Divine Life as Possessed by Old Testament Saints falls short of full Christianity because of various limitations:
  1. Limited knowledge of Divine things.
  2. Limited power to walk in a Divine path.
  3. Limited communion with Divine Persons.
Limited Knowledge. The Old Testament believers had Divine life in common. However, this common life did not make Old Testament saints one. It did not unite them. The law made no distinction concerning who was a child of God and who was not. The law said; “this do, and thou shalt live,” and no one could keep it. The result was, there was no bright testimony for God until Jesus died. Up until the cross, God's children were not gathered in oneness: they were “scattered abroad” (John 11:52). It was the work of Christ that gave the children of God the right to take their place of relationship with God.

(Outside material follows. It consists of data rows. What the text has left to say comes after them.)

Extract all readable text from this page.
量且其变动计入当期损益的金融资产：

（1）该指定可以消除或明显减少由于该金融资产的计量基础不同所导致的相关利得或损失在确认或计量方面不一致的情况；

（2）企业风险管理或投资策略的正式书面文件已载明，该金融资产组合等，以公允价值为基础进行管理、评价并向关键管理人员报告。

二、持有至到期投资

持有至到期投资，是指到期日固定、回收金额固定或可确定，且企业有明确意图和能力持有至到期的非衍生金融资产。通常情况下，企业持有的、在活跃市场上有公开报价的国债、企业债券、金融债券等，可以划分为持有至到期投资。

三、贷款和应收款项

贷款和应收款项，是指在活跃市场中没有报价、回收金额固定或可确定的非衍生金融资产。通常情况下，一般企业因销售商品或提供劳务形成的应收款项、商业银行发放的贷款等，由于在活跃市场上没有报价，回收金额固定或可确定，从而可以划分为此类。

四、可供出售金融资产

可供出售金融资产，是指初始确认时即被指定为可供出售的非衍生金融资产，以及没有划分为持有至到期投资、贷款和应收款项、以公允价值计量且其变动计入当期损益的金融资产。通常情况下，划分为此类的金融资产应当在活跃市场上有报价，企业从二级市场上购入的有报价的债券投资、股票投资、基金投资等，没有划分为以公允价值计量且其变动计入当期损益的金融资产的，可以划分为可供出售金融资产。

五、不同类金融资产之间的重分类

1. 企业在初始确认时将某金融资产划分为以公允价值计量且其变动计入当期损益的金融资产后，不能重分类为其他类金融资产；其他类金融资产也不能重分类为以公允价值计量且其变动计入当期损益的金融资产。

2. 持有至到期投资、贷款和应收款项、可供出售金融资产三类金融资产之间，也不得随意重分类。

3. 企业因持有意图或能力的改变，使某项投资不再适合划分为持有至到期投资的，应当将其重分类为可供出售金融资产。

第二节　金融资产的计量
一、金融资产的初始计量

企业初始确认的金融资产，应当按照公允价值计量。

“But as many as received him, to them gave he the right to be children of God, to those that believe on his name; who have been born, not of blood, nor of flesh's will, nor of man's will, but of God.” John 1:12-13
The work of Christ has given the children of God the right (or excuse) to take the place of accredited relationship with God and with one another. The death of Christ is what gives us the right to say "I am in a relationship with God, I know Him as my Father, I am different from this world."
For the Lord's disciples, it wasn't until the Lord breathed into the Spirit of God as the power of eternal life that they could really understand the scriptures in their fullness. The indwelling Spirit is the great Interpreter of scripture. The Spirit of God is the one that teaches us spiritual truths (1 Cor. 2:12-13), and guides our understanding of the Word of God (John 16:13). Divine life (without the Spirit) is limited in knowledge of the things of God.

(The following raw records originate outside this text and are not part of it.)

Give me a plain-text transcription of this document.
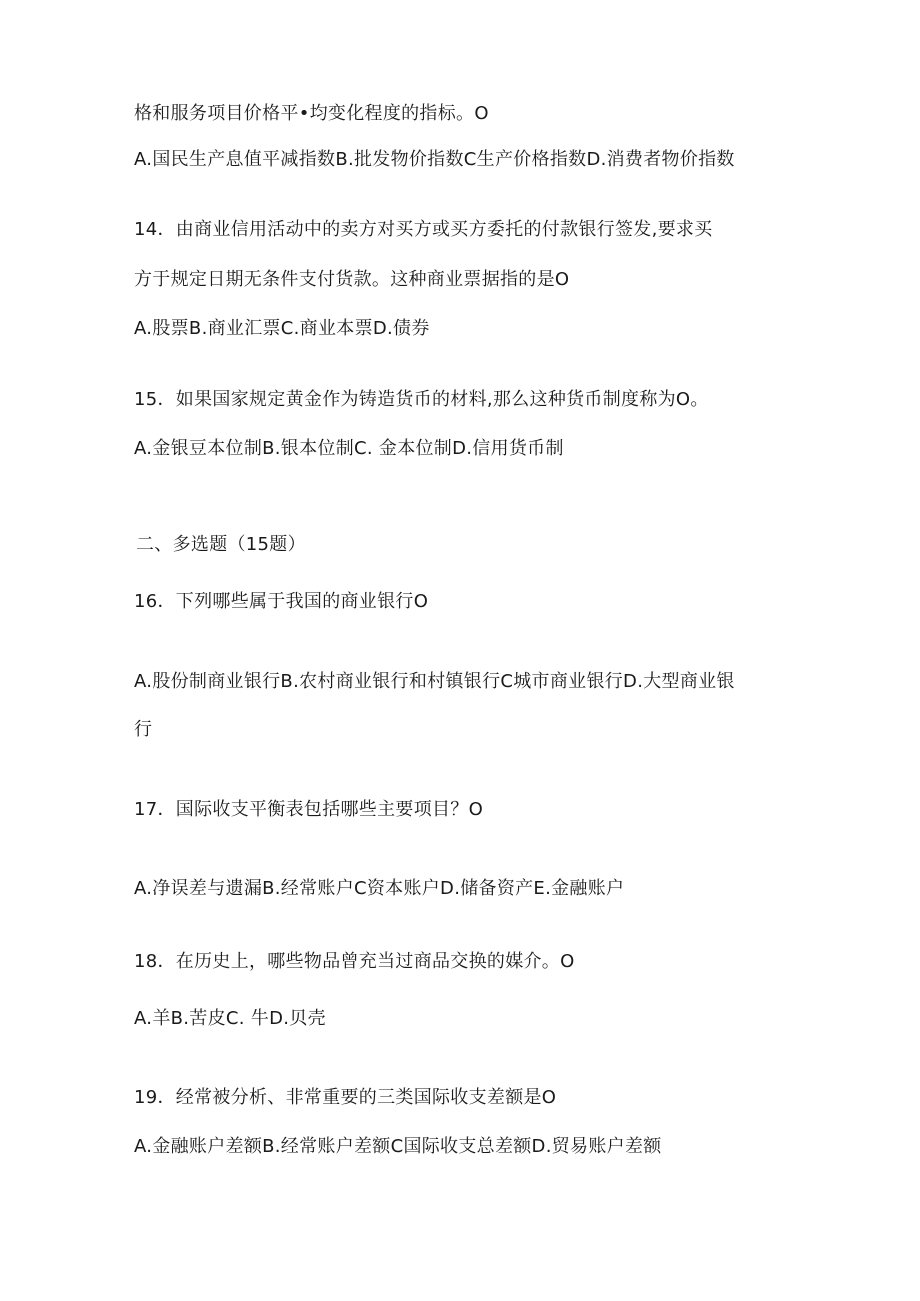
格和服务项目价格平•均变化程度的指标。O
A.国民生产息值平减指数B.批发物价指数C生产价格指数D.消费者物价指数
14．由商业信用活动中的卖方对买方或买方委托的付款银行签发,要求买
方于规定日期无条件支付货款。这种商业票据指的是O
A.股票B.商业汇票C.商业本票D.债券
15．如果国家规定黄金作为铸造货币的材料,那么这种货币制度称为O。
A.金银豆本位制B.银本位制C. 金本位制D.信用货币制
二、多选题（15题）
16．下列哪些属于我国的商业银行O
A.股份制商业银行B.农村商业银行和村镇银行C城市商业银行D.大型商业银
行
17．国际收支平衡表包括哪些主要项目？O
A.净误差与遗漏B.经常账户C资本账户D.储备资产E.金融账户
18．在历史上，哪些物品曾充当过商品交换的媒介。O
A.羊B.苦皮C. 牛D.贝壳
19．经常被分析、非常重要的三类国际收支差额是O
A.金融账户差额B.经常账户差额C国际收支总差额D.贸易账户差额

Limited Power. Not only is Divine life as Old Testament saints had it limited in knowledge, but in power as well. The new nature, which a person receives by new birth, does not have the power to act on its good desires. Hence, the feeling of the man in Rom. 7, who wants to please God, but doesn’t have the strength, is one of powerlessness. In Rom. 7, the struggling man learns of the two natures. His conclusion is that the old nature is fighting his new nature, and that the old nature wins every time. 
“I see another law in my members (old nature), warring in opposition to the law of my mind (new nature), and bringing me into captivity to the law of sin (old nature) which exists in my members.” Rom. 7:23
The desire to please God (new nature) is only half the solution. He needs power to walk (the indwelling Spirit) to get deliverance from the old sinful nature. Just as a car engine requires gasoline to perform, so the new nature needs the power of the Spirit to perform.
Limited Communion. Divine life as Old Testament saints had it enabled a person to connect with God by faith (i.e. the "faith frequency", Rom. 1:17), but it did not place the believer into abiding communion with God. In order to enjoy common thoughts with the Father and the Son, believers need something more! We need that same life, but to have it "more abundantly", a character of Divine life that is called Eternal Life. Eternal life cannot be separated from life. It is the same life that we have by New birth, but in a new character, possessed in fellowship with the Father and Son by the Spirit.